8. ЭКСПРЕССИВНАЯ ПСИХОТЕРАПИЯ ПОДРОСТКОВ

   Терапевт, оценивающий при первом контакте состояние подростка и его семьи, ставит перед собой следующие основные задачи: поставить диагноз, дать рекомендации относительно терапии и прежде всего обговорить те условия, при которых терапия возможна. Вряд ли нужно напоминать о том, что терапевт при этом должен оставаться в позиции технической нейтральности. Он должен относиться к подростку с полным уважением как к независимому автономному человеку, без предубеждения по отношению к нему или его родителям.
   Терапевт не должен осуждать подростка, но и идеализировать его не стоит.
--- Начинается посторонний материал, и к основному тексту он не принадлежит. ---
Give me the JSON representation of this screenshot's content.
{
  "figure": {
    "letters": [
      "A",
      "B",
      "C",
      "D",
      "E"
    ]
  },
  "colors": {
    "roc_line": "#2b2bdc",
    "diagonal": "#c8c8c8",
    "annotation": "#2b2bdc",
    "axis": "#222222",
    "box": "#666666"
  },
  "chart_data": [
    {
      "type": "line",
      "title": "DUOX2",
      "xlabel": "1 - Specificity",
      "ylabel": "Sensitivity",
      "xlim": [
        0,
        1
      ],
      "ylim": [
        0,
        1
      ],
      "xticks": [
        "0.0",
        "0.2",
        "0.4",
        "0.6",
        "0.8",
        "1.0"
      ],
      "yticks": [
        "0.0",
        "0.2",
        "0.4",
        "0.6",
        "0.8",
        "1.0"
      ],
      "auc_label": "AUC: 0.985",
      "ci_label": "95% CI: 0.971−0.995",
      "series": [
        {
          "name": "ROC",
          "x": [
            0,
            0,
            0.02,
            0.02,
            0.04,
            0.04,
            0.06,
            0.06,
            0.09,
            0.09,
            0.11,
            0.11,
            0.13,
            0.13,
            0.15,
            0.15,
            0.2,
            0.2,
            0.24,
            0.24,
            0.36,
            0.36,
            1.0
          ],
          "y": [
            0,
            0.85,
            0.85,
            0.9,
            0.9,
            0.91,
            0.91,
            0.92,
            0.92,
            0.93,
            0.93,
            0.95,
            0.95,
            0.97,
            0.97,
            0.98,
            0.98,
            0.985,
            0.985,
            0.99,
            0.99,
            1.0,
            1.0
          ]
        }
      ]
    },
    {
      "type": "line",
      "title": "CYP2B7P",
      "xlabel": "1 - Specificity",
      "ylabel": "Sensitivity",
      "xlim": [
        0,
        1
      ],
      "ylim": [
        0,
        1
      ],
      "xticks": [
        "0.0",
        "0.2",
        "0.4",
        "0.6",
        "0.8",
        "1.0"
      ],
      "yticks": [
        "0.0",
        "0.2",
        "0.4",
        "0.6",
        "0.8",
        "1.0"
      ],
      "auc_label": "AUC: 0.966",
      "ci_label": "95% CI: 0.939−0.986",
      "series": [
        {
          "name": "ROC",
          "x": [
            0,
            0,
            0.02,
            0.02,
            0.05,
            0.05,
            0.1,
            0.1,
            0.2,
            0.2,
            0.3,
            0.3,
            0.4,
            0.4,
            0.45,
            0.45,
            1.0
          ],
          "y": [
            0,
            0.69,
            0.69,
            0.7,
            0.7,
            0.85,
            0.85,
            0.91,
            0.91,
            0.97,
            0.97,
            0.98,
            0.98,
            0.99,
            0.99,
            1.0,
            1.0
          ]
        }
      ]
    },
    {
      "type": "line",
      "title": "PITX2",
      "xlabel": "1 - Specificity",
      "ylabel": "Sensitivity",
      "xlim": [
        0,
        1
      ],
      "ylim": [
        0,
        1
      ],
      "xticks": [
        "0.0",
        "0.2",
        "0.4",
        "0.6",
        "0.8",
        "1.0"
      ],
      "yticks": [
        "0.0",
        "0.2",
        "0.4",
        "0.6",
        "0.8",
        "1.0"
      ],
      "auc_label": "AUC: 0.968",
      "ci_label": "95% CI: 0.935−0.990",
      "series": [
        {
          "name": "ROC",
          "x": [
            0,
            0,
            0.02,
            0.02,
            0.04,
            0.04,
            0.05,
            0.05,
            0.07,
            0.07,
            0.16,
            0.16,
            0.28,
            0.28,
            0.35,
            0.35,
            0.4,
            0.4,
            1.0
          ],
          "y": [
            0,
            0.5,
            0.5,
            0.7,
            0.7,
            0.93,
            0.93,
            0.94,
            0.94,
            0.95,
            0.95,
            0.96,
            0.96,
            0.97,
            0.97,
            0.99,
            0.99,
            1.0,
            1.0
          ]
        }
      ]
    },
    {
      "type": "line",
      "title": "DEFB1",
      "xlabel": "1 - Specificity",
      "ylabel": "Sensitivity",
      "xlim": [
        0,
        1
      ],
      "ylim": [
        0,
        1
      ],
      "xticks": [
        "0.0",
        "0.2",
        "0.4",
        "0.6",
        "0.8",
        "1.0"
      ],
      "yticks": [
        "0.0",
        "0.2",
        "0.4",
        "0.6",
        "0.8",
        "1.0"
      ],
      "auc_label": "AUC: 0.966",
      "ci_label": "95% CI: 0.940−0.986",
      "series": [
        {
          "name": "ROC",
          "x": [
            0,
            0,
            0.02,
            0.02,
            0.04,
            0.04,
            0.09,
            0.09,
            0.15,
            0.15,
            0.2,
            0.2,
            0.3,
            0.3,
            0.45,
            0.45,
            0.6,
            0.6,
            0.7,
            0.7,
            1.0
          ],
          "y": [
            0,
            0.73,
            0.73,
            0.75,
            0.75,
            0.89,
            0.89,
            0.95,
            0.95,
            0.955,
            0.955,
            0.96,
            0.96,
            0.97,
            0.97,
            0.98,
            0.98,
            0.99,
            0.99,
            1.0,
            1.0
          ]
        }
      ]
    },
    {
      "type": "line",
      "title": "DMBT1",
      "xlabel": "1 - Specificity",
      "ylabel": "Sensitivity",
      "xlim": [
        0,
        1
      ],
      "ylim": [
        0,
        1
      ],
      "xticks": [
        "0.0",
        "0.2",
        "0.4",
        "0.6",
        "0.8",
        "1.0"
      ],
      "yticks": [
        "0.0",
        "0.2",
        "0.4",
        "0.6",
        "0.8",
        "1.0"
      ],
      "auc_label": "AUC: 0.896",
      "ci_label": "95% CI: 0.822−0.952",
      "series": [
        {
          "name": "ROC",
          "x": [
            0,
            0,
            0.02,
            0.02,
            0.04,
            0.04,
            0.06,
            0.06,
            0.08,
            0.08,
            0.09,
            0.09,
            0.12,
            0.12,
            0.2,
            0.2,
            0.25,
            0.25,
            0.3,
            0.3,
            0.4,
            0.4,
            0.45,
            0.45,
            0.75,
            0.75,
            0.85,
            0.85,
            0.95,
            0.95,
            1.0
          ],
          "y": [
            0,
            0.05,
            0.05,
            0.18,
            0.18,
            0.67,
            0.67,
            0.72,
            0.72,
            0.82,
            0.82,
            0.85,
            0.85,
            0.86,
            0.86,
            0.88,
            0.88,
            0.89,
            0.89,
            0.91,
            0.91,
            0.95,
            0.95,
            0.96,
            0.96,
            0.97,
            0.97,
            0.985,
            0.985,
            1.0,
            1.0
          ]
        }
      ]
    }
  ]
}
Не следует забывать о тенденции подростков воспринимать терапевта как представителя родителей; кроме того, важно избежать иллюзии, что всем подросткам интуитивно понятны истины, недоступные взрослым. Лишь тогда терапевт сможет исследовать внутреннюю целостность Я подростка, его значимые объектные отношения, а также целостность и реалистичность его взгляда на мир. Если терапевт сумеет принять подростка в контексте его собственных взглядов и ценностей, ему легче будет оценить целостность Я– и объект-репрезентаций и связность системы ценностей подростка. В то же время терапевт должен соблюдать определенную дистанцию, удерживаясь и от отчужденности, и от фамильярности. Подросток в такой же мере имеет право на свою личную жизнь, как и взрослый.
   Если сам подросток хочет поговорить с терапевтом, то надо встретиться с ним, прежде чем с его родителями. Как будут задействованы родители – если будут вообще – это уже надо решать вместе с подростком. Если родители настаивают на консультации, то нужно либо сначала встретиться один на один с подростком, либо сразу – со всей семьей. Когда терапевт разговаривает с родителями до начала консультации или терапии, все параноидные тенденции, которые есть в подростке, усиливаются, и терапевту будет труднее занять позицию нейтральности. Уважение к личности подростка проявляется и в том, как терапевт обращается с полученными от него сведениями. Подросток может позволить терапевту обсудить что-то, о чем они говорили с глазу на глаз, на общей встрече с семьей, но он имеет право не делиться с родителями теми сведениями, которыми делиться не хочет.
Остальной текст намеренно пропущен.